A good gust of wind caught our sails at last. The Jupiter began to make proper headway, and I walked to the starboard rail to take my last look at old Portsmouth before it receded. As I did so, I heard the shout of a lookout–I think it was Trenance–and saw a boat with a small square sail set, tacking rapidly towards us from the Portsmouth shore. It was one of the myriad fishing craft that regularly thronged the Solent, and the boy on the tiller and the man at the sail were presumably father and son, and her regular crew. Between them sat their passenger, Kit Farrell.
Chapter Eight
'So Rame Head bears three points away to larboard,' I said uncertainly, staring hard at the headland off to our right, dark and menacing in the morning murk. A little hermit's chapel was just visible on its summit. Behind us, the sun fought a battle to break through dull clouds. It was a cold morn, the day on the cusp of glory or gloom.
'To starboard, sir,' said Kit Farrell, with unwarranted patience. 'Starboard, right. Larboard, left. We go by the sides of the ship, sir, not by our own viewpoint, so that although the Rame is to your left as you
see it now, it is starboard beam of the ship herself.'
'That cannot be so, I'd say,' came the dry, quibbling voice of Phineas Musk. Aboard a ship for barely a week and already he fancied himself an expert on the sea, as he did on all else. 'If larboard is left, Mister Farrell, why does Master Landon, there, keep telling the man on that ... that whip-thing down below, to port the helm when he wants us to go left?'
'The custom of the sea, Mister Musk. Starboard, larboard, are words altogether too similar for commands. Imagine calling one out in a storm, say, and the helmsman at the whipstaff mishearing and setting the ship's head on the other bearing. So if we wish to steer to the larboard, we order "Port the helm!"'
Musk grunted, evidently still convinced of his own innate superiority and half-suspecting that Kit's 'custom of the sea' was in truth a deliberate ruse designed to confuse and confound Phineas Musk.

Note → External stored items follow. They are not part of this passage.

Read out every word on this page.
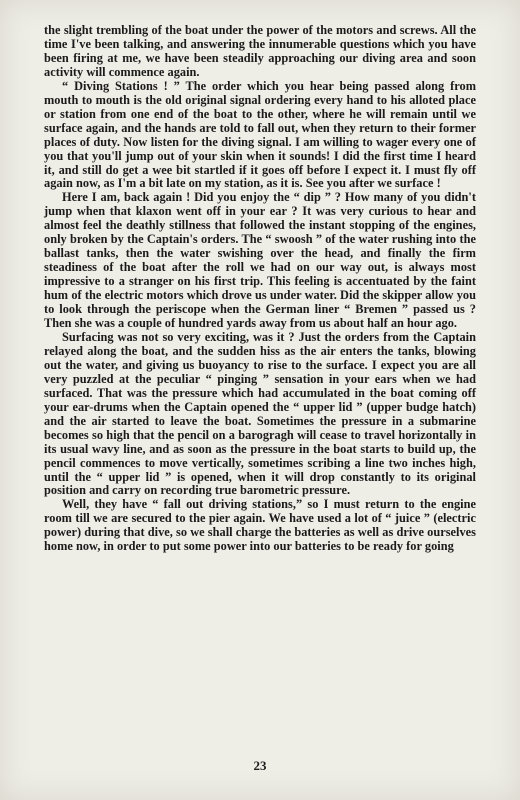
the slight trembling of the boat under the power of the motors and screws. All the time I've been talking, and answering the innumerable questions which you have been firing at me, we have been steadily approaching our diving area and soon activity will commence again.

“ Diving Stations ! ” The order which you hear being passed along from mouth to mouth is the old original signal ordering every hand to his alloted place or station from one end of the boat to the other, where he will remain until we surface again, and the hands are told to fall out, when they return to their former places of duty. Now listen for the diving signal. I am willing to wager every one of you that you'll jump out of your skin when it sounds! I did the first time I heard it, and still do get a wee bit startled if it goes off before I expect it. I must fly off again now, as I'm a bit late on my station, as it is. See you after we surface !

Here I am, back again ! Did you enjoy the “ dip ” ? How many of you didn't jump when that klaxon went off in your ear ? It was very curious to hear and almost feel the deathly stillness that followed the instant stopping of the engines, only broken by the Captain's orders. The “ swoosh ” of the water rushing into the ballast tanks, then the water swishing over the head, and finally the firm steadiness of the boat after the roll we had on our way out, is always most impressive to a stranger on his first trip. This feeling is accentuated by the faint hum of the electric motors which drove us under water. Did the skipper allow you to look through the periscope when the German liner “ Bremen ” passed us ? Then she was a couple of hundred yards away from us about half an hour ago.

Surfacing was not so very exciting, was it ? Just the orders from the Captain relayed along the boat, and the sudden hiss as the air enters the tanks, blowing out the water, and giving us buoyancy to rise to the surface. I expect you are all very puzzled at the peculiar “ pinging ” sensation in your ears when we had surfaced. That was the pressure which had accumulated in the boat coming off your ear-drums when the Captain opened the “ upper lid ” (upper budge hatch) and the air started to leave the boat. Sometimes the pressure in a submarine becomes so high that the pencil on a barogragh will cease to travel horizontally in its usual wavy line, and as soon as the pressure in the boat starts to build up, the pencil commences to move vertically, sometimes scribing a line two inches high, until the “ upper lid ” is opened, when it will drop constantly to its original position and carry on recording true barometric pressure.

Well, they have “ fall out driving stations,” so I must return to the engine room till we are secured to the pier again. We have used a lot of “ juice ” (electric power) during that dive, so we shall charge the batteries as well as drive ourselves home now, in order to put some power into our batteries to be ready for going

23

A smile on his round and ruddy face, Kit turned back to me. 'So, Captain, what would you say was now the relative bearing of the ship on our other tack?'
I looked off to the left–to larboard–to the distant sail that one of our men aloft had first sighted almost an hour before. I was aware of Landon's inscrutable gaze upon me from his position on the far side of the quarterdeck, and was glad that James Vyvyan was asleep below, having stood his watch for most of the night. I looked down at the face of the instrument that Farrell and Landon called a meridian compass, and looked again at the far-off sail. 'Five points,' I said.
Kit Farrell nodded. 'Five points it is, Captain. And the wind?'
I looked at the set of our sails, the way that they faced the country beyond Rame, and at our ensign, streaming hard in the strengthening breeze. I recalled how the direction of the breeze had changed the previous evening.